A plea for UM students to vote local

I, too, retained my home address in Redford Township throughout undergrad. It's useful, because your bills and tax refunds then go safely to your parents instead of that weird kid who subleased your room for the summer. Changing it requires effort and a trip to a poorly constructed Secretary of State site (and it you're from out of state, you're still searching hopelessly for the DMV). And if you're from almost any Detroit suburb or anywhere else non-urban, you probably maintain the old excuse: "They need me more over there!"

Nope! Sorry. I know there's something heroic about imagining yourself offsetting the closeminded old white people in your hometown, casting the vote that tips the district, the state, and indeed the country for Hillary Clinton in 2016. Way cooler than joining the hundred thousand other liberal sheep in Ann Arbor, in a county that hasn't gone red since 1984 (apparently Washtenawites had a thing for Reagan).

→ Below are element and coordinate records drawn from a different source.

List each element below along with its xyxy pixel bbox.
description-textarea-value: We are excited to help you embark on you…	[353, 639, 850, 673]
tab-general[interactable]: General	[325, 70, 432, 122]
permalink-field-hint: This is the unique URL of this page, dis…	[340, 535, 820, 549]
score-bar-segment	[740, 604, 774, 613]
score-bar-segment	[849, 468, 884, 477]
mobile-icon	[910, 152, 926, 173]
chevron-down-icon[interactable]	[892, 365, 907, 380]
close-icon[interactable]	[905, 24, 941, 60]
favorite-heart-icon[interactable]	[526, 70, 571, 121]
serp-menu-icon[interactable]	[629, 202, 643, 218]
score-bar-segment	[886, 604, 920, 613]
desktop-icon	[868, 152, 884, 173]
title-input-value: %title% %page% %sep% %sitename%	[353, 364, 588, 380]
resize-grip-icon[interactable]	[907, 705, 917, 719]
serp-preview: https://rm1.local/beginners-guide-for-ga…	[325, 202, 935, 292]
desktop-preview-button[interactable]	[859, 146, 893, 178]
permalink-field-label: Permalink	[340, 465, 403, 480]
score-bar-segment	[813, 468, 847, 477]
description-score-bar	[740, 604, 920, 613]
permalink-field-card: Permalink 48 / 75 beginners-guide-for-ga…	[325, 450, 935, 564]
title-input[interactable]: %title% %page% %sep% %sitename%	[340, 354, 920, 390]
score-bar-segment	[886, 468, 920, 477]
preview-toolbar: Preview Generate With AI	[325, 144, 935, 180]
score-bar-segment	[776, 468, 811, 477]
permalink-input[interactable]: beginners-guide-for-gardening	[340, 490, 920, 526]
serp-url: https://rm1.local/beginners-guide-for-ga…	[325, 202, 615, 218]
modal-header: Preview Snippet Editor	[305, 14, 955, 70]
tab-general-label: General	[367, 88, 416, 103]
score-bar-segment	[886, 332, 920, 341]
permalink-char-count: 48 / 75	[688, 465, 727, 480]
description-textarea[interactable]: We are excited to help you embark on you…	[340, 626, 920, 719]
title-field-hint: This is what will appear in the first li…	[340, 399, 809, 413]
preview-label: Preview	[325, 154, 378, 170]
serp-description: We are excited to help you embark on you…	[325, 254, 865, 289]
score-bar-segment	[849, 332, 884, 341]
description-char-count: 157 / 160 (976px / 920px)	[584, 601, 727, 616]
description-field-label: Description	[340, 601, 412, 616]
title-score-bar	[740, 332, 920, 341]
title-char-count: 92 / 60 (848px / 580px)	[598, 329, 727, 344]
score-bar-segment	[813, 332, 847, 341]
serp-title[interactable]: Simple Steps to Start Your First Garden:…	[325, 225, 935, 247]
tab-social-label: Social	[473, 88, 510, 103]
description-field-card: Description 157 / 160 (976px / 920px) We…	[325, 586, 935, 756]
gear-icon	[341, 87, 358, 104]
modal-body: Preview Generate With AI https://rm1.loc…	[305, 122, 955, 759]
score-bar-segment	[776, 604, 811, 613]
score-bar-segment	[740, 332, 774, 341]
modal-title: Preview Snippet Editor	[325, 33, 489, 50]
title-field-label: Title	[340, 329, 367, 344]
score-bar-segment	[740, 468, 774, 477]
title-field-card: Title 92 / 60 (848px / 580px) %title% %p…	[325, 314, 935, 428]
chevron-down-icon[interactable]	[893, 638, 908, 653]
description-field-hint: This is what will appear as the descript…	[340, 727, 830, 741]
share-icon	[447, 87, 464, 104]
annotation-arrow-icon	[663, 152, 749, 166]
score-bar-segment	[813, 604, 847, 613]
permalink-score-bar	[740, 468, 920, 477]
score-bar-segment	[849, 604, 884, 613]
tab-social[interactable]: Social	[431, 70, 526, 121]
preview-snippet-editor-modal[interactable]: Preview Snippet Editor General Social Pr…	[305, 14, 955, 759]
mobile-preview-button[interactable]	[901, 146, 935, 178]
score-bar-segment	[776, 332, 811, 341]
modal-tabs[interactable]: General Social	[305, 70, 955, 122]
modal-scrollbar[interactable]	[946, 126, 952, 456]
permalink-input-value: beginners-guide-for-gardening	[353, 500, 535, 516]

File:Official Portrait of President Reagan 1981.jpg
I'm Ronald Reagan, and I approved this blog post.

You have, on average, a one in 60 million chance of casting a decisive vote in a presidential race. (That said, I am TOTALLY PRO-VOTING for presidents and I think you all should do it.)

However, in Ann Arbor City Council candidates sometimes win by six votes. It doesn't seem like a stretch to say your vote matters more at the local level in the place you actually live than at the national level in the place you don't. And dammit, students, Ann Arbor certainly needs you right now.

The political establishment(s) of Ann Arbor don't(oesn't) want students to impact their races. We're young, we're outsiders, we're transient. They're scared we're going to vote in pro-development goons and then skedaddle, cackling as high-rises materialize in our wake. They're terrified that we'll spread our non-Ann Arborish lifestyles into their blissful haven, populating it with non-recycling, non-locavore frat guys.

And that's probably why, if you look at the map of Ann Arbor, you'll notice that the traditionally student neighborhoods seem suspiciously...divided. Over there where ward 1 and ward 5 meet, you need to put masking tape along the ground to keep it straight. As my good friend Joel Batterman mentioned, doing that to some populations would be illegal (he's in Detroit now though, so you know).

Ward Boundary Map
a2gov.org

But of course, unless you're a weird urban planning lady like me, you don't have time to worry about potential conspiracies against your collective student-y political will. Cause you're doing shit like poking stem cells and building solar-powered cars and sometimes working ten or twenty hours to pay for this ridiculous place. I'm not saying UM students are the underclass or anything, but clearly the retiree segment of Ann Arbor wins on the free time front.

And you know very well that you're only going to be here for a few years, unless you're a weird faux-townie like me. Then you'll go off to Chicago or Seattle or New York, and the Ann Arbor zoning code will have zero impact on your life. So why do you care whether slightly curmudgeonly tea-partyish NIMBYers represents you (naming no names)?

Maybe there's no reason. But perhaps you can scrounge up a bit of empathy for those wide-eyed freshman coming after you, who also want affordable housing and walkable streets and ways to visit home without a car and an open, legitimately progressive community. Even if you don't give a damn about ownership and enfranchisement and all that jazz, vote to stick up for those pipsqueaks.


And don't worry, Hillary will be okay without you.